Письмо датировано 20 января 1866 года, то есть оставалось около двух месяцев до того трагического дня середины марта, когда Бодлер
Церковь, построенная на различных стилях, является историческим словарем. Это естественные отбросы истории […].
Необычайные кафедры, рококо, драматичные исповедальни. Как правило, стиль домашней скульптуры, а в кафедрах стиль игривости.
Кафедры являют собой мир эмблем, помпезная кутерьма религиозных символов, вырезанная каким- нибудь искусным мастером из Малина или Лувена.
Масличные пальмы, быки, орлы, грифоны; Грех, Смерть, толстощекие ангелы, предметы культа, Адам и Ева, Распятие, растительные орнаменты, скалы, занавесы… и т. д. и т. п.
Как правило, гигантское раскрашенное распятие, подвешенное под сводом над клиром главного нефа (?).
(Я люблю расписную скульптуру.)
Все это один мой друг-фотограф и называет «Иисус Христос в роли воздушного гимнаста»[405].

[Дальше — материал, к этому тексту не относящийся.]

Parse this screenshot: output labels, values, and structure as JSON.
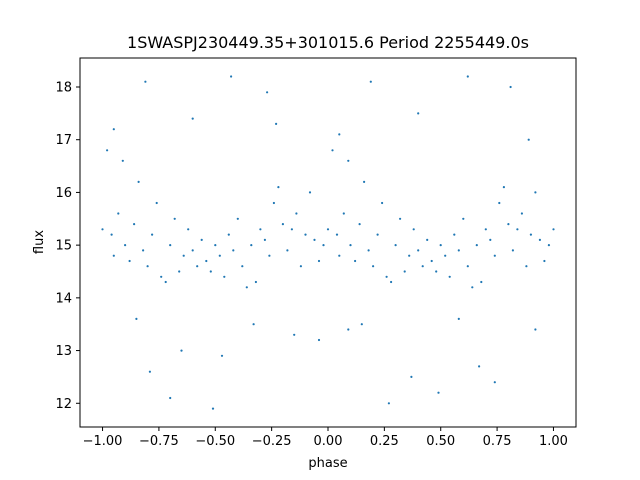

Приведенная запись относится собственно к фрагментам книги о Бельгии и представляет собирательный образ бельгийских церквей, которым поэт думал посвятить один из разделов своего памфлета. Черновой набросок наглядно передает внешний характер этих обрывочных, ярких и скоропалительных суждений, внутренне соответствующих, однако, жанру «фейерверков», который разрабатывается писателем в тесной связи с трудным переходом к поэтике прозы. Речь идет о своего рода мышлении вспышками, проблесками, позволяющем Бодлеру, с одной стороны, отвоевывать у темноты и тумана, постепенно застилающих его мысль, моменты творческого настроя, а с другой — схватывать симпатические черты культурно-исторической реальности, существующей под знаком распада. Мысль поэта прихотливо перескакивает с одного предмета на другой, словно бы выхватывает из тьмы объектов культуры отдельные безделицы и складывает их в каком-то новом порядке, которому тут же подыскивает имя: то ли «исторический словарь», то ли «отбросы истории», то ли «кутерьма религиозных символов». Важно почувствовать, что речь идет здесь именно о методе: мысль Бодлера свободно переходит с одного дискурсивного регистра на другой, общее эстетическое суждение сменяется беспорядочным перечислением, термин из истории искусств соседствует с яркой метафорой, отстраненное описание заключается автобиографическим признанием, а весь фрагмент итожится только на первый взгляд неподготовленной аналогией, в которой Иисус уподобляется фигуре летающего в пустоте циркового артиста.
Вместе с тем существенно само обращение к фигуре словаря, которая в мысли Бодлера играет, конечно же, прямо противоположную роль, чем у лексикографов середины XIX века: если словари П. Ларусса и Э. Литтре подтверждают незыблемость настоящего положения вещей, то для Бодлера словарь становится едва ли не единственным способом как-то удержать распадающуюся на его глазах реальность. В этом отношении даже не так важно, какую роль играли те или иные конкретные словари в поэтической работе Бодлера[406], гораздо важнее, что «словарь» как некий сверхжанр словесности предоставляет ему возможность организовать свое поэтическое видение мира: стоит ли напоминать, что в «Соответствиях», ключевой пиесе «Цветов Зла», мир уподобляется храму (который аналогичен словарю), а поэтический субъект — переводчику, истолковывающему «леса символов»?